If we start with the view that 'some sort of anthropic principle is universal and somehow at work' we should start by thinking of a 'diffracted/holographic starting point', not separate atomic entities or moments. This raises a problem. We do not avoid binaries 'with a purportedly non-binary intervention', because 'binary versus non-binary = binary' (165 – 6) [see Parnet's discussion with Deleuze on this]. A proper notion of the whole 'must comprehend so-called errors, prejudice, Cartesianism, stupidity, cultural constructionism and naïve empiricism' — they are also entangled and inside 'the quantum problematic' [this is precisely the problem of deleuzian univocity, which makes liberatory politics based on it so difficult].

Let's go back to Derrida [what a shame]. He does not refuse to engage in the sciences or the quantum problematic.
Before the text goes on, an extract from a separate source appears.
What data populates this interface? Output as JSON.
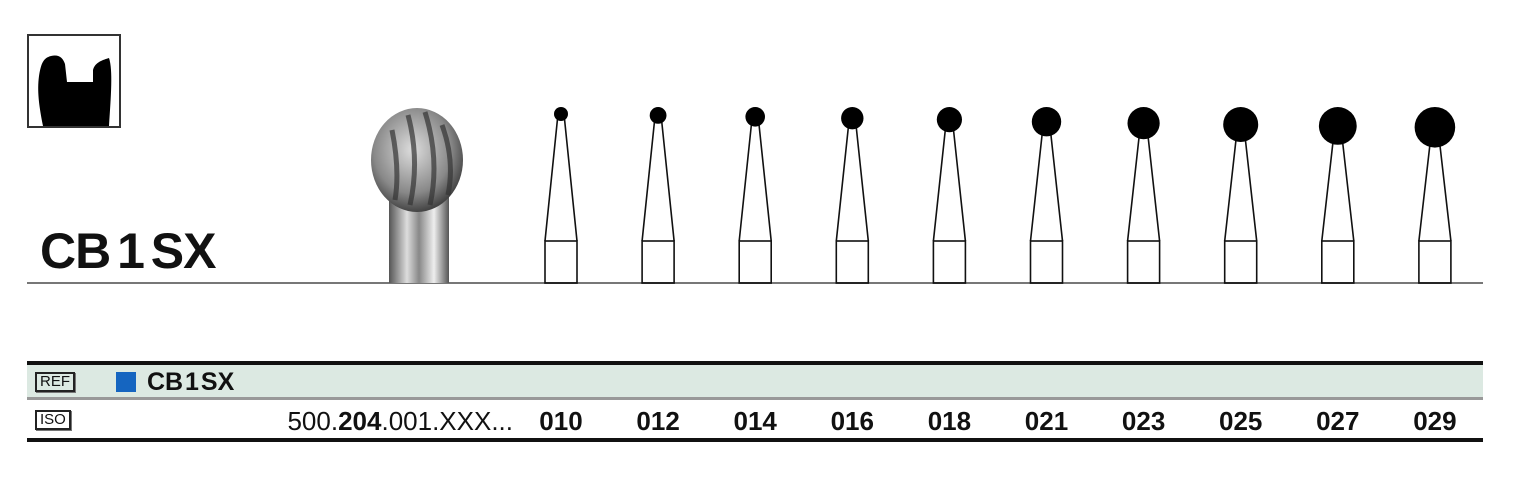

Indeed, 'his entire oeuvre is testament to its ubiquity'. Ideation is 'in/separable from the matter of the world, where "text" is a gene, an atom, and letter and all at once' [is this Derrida or Kirby?]. We can see from a quotation below that  the subject practising science is 'autoimmune — strangely split from itself, appearing as the "object" of the study, and also as the representational model, the third term, that supposedly mediates the two separate identities' (166)

[The quote comes from Derrida in a piece by Vitale, F 2014 on Derrida]. Messages do not say anything themselves, but they emit a [meta?] message to enable its own decipherment or translation. In this sense there is nothing outside '"the message, the information, the communication"'. Words such as communication or message are '"intra-textual"', and only managed to work '"on condition of text"' [this really is weaselly, where 'the text' becomes a specific message, and of course there is no way of decoding that except with other texts. Metalanguage is the same as language -- no wonder science is not particularly privileged. It'snot eeven asreluctantly specific as Foucault ( at the end of The Archaeology...) I still think this is quite different from the behaviour of slime moulds].